Przyjęto projekt ustawy o ochronie sygnalistów – komentuje dr Marcin Wojewódka

Opublikowane w Aktualności

 

Przyjęty przez Radę Ministrów w dniu 2 kwietnia 2024 roku projekt ustawy o ochronie sygnalistów to przede wszystkim konkretny krok w kierunku wdrożenia przepisów unijnych do naszego porządku prawnego. Jest to przede wszystkim nadrobienie zaległości jakie wygenerował poprzedni rząd, z wiadomych tylko sobie względów, zwlekając z wdrożeniem tego potrzebnego projektu.

 

Diabeł tkwi w szczegółach

To dobrze, że kwestia sygnalistów ma realną szansę na właściwe uregulowanie. Chociaż jak wszyscy wiemy przysłowiowy diabeł tkwi w szczegółach, a samo przyjęcie projektu przez władzę wykonawczą, nie oznacza jeszcze, że dokładnie takiej samej treści ustawa zostanie przyjęta przez parlament i podpisana przez Prezydenta.

 

Ogólna ocena jest pozytywna

Wstępnie oceniając ten projekt należy dać notę pozytywną. To dobrze, że odstąpiono od innych pomysłów, a podmiotem odpowiedzialnym za udzielanie wsparcia sygnalistom będzie Rzecznik Praw Obywatelskich. Należy przy tym wyrazić nadzieję, że w odpowiedni sposób zostanie zwiększony budżet tej instytucji, tak, aby mogła ona efektywnie wykonywać nowe zadania.

 

Czy odszkodowanie tylko dla pracownika?

Kluczowe przepisy tego projektu to te konkrety jak przykładowo wysokość minimalnego odszkodowania przysługującego sygnaliście w stosunku, do którego zostaną zastosowane działania odwetowe. W warunkach 2024 roku wyniesie ono nie mniej niż przeciętne miesięczne wynagrodzenie w gospodarce narodowej w poprzednim roku, czyli obecnie 7155,48 zł. Ciekawe, że o ile nie ma wątpliwości, że takie odszkodowanie będzie przysługiwało od pracodawcy, to pytanie czy także od zleceniodawcy czy kontrahenta. No bo przecież sygnalista nie musi być zawsze pracownikiem.

 

Silna ochrona pracownika sygnalisty może być nadużywana

W przypadku sygnalistów wyzwaniem może być stosunkowo szeroka ochrona trwałości stosunku pracy takich osób. Pytanie czy nie będzie ona w niektórych przypadkach nadużywana.

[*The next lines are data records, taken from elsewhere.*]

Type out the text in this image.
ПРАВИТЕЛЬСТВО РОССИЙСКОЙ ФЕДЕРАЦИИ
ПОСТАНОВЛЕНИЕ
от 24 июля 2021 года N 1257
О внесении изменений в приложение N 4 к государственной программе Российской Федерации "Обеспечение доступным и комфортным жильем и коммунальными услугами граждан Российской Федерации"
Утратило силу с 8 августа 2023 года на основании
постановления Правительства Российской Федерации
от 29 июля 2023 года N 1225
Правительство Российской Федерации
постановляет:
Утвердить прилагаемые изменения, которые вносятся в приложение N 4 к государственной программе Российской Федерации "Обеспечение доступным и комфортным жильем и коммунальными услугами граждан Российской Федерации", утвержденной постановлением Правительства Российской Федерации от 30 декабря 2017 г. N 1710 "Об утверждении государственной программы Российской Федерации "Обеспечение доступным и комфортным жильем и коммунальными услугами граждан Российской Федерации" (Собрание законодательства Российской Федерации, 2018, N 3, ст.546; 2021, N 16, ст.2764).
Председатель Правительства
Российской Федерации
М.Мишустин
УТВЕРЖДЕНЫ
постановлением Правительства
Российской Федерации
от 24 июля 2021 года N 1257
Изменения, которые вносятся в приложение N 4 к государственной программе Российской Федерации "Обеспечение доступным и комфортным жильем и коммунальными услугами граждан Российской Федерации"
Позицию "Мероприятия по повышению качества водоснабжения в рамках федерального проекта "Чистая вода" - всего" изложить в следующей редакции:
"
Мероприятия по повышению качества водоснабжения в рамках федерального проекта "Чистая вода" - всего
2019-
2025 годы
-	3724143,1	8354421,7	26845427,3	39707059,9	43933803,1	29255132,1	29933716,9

Ale to dopiero dorobek orzecznictwa pierwszych orzeczeń sądowych określi faktyczne granice stosowania nowych przepisów.

 

Szeroka ingerencja w inne obszary

Natomiast w innych stosunkach niż pracowniczych szeroka ochrona sygnalistów będzie mogła obejmować takie obszary jak zwolnienie z odpowiedzialności za naruszenie praw autorskich innych osób czy faktyczne pominięcie przepisów o ochronie danych osobowych. Można więc stwierdzić, że ustawodawca stawia przepisy o sygnalistach ponad niektóre inne regulacje, jednakże, żeby do tego doszło, to sygnalista będzie musiał spełnić określone przesłanki. Instytucją odpowiedzialną za udzielanie wsparcia sygnalistom będzie Rzecznik Praw Obywatelskich.